Ferrari 312 is the name of several different Ferrari race cars which have 3 litre 12-cylinder engines. This article is about the Formula One car raced in 1966–1969. Other cars with the same model number include the 312B, 312T F1 cars and the 312P and 312PB sportscars.

The Ferrari 312 F1 was the designation of the 3 litre V-12 (hence 312) Formula One cars raced by the Italian team from 1966 to 1969.

Overview

Naming 
Designed under the leadership of Mauro Forghieri, there were two distinct variations using this designation, the 1966 version and the completely different 1967-69 version. The '66 cars carried on the chassis numbering sequence from the previous year's 1.5 litre cars, while the '67 cars began a new sequence at "0001". To avoid confusion, the cars are commonly referred to as 312 F1-66, 312 F1-67 etc.

1966 
For the 1966 Formula One season, there was a change in the technical regulations, now allowing 3 litre engines.

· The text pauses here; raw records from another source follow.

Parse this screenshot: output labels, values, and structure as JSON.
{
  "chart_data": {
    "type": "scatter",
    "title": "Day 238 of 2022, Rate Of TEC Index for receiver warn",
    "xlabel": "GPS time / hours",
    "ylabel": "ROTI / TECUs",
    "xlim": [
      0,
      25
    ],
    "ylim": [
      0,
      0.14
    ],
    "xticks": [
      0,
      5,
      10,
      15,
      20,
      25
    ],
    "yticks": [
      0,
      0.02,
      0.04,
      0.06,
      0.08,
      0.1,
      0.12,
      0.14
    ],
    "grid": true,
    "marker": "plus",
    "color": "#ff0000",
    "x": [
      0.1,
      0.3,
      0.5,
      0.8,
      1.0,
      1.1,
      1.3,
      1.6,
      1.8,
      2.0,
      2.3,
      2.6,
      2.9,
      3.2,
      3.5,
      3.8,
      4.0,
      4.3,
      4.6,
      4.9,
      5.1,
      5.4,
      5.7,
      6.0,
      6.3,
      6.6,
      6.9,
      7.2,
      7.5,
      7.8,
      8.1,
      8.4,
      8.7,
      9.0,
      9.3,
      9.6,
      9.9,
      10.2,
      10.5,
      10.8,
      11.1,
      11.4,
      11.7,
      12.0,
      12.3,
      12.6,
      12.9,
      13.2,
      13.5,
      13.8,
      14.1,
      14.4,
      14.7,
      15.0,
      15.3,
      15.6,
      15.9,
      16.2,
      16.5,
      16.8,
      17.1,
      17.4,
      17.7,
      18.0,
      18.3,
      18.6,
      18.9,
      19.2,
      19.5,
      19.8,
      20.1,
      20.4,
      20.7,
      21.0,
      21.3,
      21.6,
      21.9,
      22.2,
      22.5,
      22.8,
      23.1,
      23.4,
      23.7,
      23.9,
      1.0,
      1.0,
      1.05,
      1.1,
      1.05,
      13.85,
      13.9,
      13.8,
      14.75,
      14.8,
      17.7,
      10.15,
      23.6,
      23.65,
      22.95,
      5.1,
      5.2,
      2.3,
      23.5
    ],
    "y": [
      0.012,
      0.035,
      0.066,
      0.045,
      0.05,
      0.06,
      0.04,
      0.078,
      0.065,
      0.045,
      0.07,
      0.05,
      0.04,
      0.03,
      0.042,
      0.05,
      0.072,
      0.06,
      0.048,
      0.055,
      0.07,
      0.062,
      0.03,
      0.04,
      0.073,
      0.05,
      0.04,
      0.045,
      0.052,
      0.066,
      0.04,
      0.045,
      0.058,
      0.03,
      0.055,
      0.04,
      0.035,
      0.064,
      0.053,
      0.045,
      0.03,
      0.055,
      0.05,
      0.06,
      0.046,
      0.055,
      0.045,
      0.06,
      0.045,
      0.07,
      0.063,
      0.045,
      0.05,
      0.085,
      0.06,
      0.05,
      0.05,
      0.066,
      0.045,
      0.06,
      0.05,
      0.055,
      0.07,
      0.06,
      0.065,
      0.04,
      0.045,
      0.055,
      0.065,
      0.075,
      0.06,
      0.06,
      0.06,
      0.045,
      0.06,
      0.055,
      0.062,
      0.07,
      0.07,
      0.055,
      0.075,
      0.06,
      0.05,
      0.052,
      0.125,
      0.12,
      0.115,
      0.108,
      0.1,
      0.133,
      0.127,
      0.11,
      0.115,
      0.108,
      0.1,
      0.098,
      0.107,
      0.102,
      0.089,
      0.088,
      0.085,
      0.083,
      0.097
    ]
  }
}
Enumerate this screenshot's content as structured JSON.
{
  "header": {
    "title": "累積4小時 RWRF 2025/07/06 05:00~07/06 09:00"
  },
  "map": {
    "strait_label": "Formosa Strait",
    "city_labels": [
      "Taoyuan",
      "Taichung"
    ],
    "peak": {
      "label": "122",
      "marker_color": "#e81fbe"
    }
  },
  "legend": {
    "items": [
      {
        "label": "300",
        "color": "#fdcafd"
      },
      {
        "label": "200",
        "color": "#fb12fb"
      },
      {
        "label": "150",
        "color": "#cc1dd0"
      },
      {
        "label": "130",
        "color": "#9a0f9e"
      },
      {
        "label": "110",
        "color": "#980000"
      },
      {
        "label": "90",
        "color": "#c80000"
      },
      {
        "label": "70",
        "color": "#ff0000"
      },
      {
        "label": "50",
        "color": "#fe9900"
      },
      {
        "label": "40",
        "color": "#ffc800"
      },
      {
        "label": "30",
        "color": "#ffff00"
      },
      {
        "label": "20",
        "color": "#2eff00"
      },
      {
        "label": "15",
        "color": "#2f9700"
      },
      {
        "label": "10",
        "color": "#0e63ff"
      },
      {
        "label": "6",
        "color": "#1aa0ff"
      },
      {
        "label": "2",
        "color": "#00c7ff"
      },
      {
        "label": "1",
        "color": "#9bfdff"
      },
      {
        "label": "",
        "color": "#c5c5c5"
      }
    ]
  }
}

The F1 teams, even though asking for "the return to power", were more or less surprised and not well prepared.

Ferrari's first 1966 car consisted of a 3.3-litre V12 engine that was taken from the Ferrari 275P2 sportscar prototypes, modified to 3000cc, and mounted in the back of an F1 chassis. The designation 312, which would be used for a number of later cars, indicated a 3-litre, 12-cylinder engine. The engine was rather heavy, and due to the reduced capacity, lower on power and especially torque. John Surtees drove this contraption unsuccessfully in Monaco while Lorenzo Bandini drove a Ferrari Dino 2.4-litre V6. Surtees won the second race, the 1966 Belgian Grand Prix, a track that favoured power with its long straights, but the 1964 champion departed after a row with manager Eugenio Dragoni. The issue was about priorities in racing, as Ferrari was under pressure from Ford in sports car racing, and the F1 effort was somewhat neglected. Mike Parkes replaced Surtees, who went to Cooper which used Maserati engines, to finish second in the driver championship with a further win. For Ferrari, Ludovico Scarfiotti also won a race, the 1966 Italian Grand Prix at Monza which helped Ferrari finish second in the Constructors' Championship.

1967 
In 1967, the team fired Dragoni and replaced him with Franco Lini. Chris Amon partnered Bandini to drive a somewhat improved version of the 1966 V12 car. At the 1967 Monaco Grand Prix, Bandini crashed and suffered heavy injuries when he was trapped under his burning car; several days later he succumbed to his injuries. Ferrari re-hired Mike Parkes, but Parkes suffered career-ending injuries weeks later at the 1967 Belgian Grand Prix. Several accidents, a fatality, no race win, and only 5th in the Constructors' Championship marked a bad year for Ferrari. In addition, the new Ford Cosworth DFV engine that had its debut in the Lotus 49 would dominate F1 in the 15 years to come.

1968 

The 1968 season continued Ferrari's poor performance. New driver Jacky Ickx won the wet 1968 French Grand Prix, but had few other successes. Things became more complicated during the season due to the introduction of aerodynamic devices into F1, and their quick development. At the end of the season, Scuderia Ferrari finished 4th in the Constructors' Championship. Manager Franco Lini quit, and so did Ickx, moving to Brabham. To provide for the future, during the summer of 1968, Enzo Ferrari worked out a deal to sell his road car business to Fiat for $11 million; the transaction took place in early 1969, leaving 50% of the business still under control of Ferrari himself.

1969 
During 1969 Enzo Ferrari set about wisely spending his new-found wealth to revive his struggling team; though Ferrari did compete in Formula One in 1969, it was something of a throwaway season while the team was restructured. Amon continued to drive an older model and Pedro Rodríguez took Jacky Ickx's place; at the end of the year Amon left the team which once again had no race wins and was only ranked 5th in the Constructors' Championship.

The car was succeeded by the 312B which was introduced for the 1970 Formula One season.

Formula One World Championship results
(key) (results in bold indicate pole position; results in italics indicate fastest lap)

PC Simulation
In 1998, a drivable, detailed virtual recreation of the 1967 Ferrari 312 appeared as one of the leading cars in Grand Prix Legends (GPL), a PC-based simulation of the 1967 F1 championship. The 1966 version was part of a free 66 Mod for GPL, which was introduced in 2007. It included further refined driving physics. The 1968 and 1969 cars, which feature wings for added downforce, appear in the respective season mods as well. In 2017, the 1967 version was included in the Ferrari 70th Anniversary Celebration Pack for Assetto Corsa.

Popularity
In 2011, TheF1Times.com rated the 312 as being "the most beautiful Formula One car of all time", stating "Ferrari's 312 remains in some opinions as one of the most aesthetically-pleasing Formula One cars of not only the 1960s, but of all time."

References
Tremayne, David & Hughes, Mark (1998). "The Concise Encyclopedia Of Formula One'', Paragon.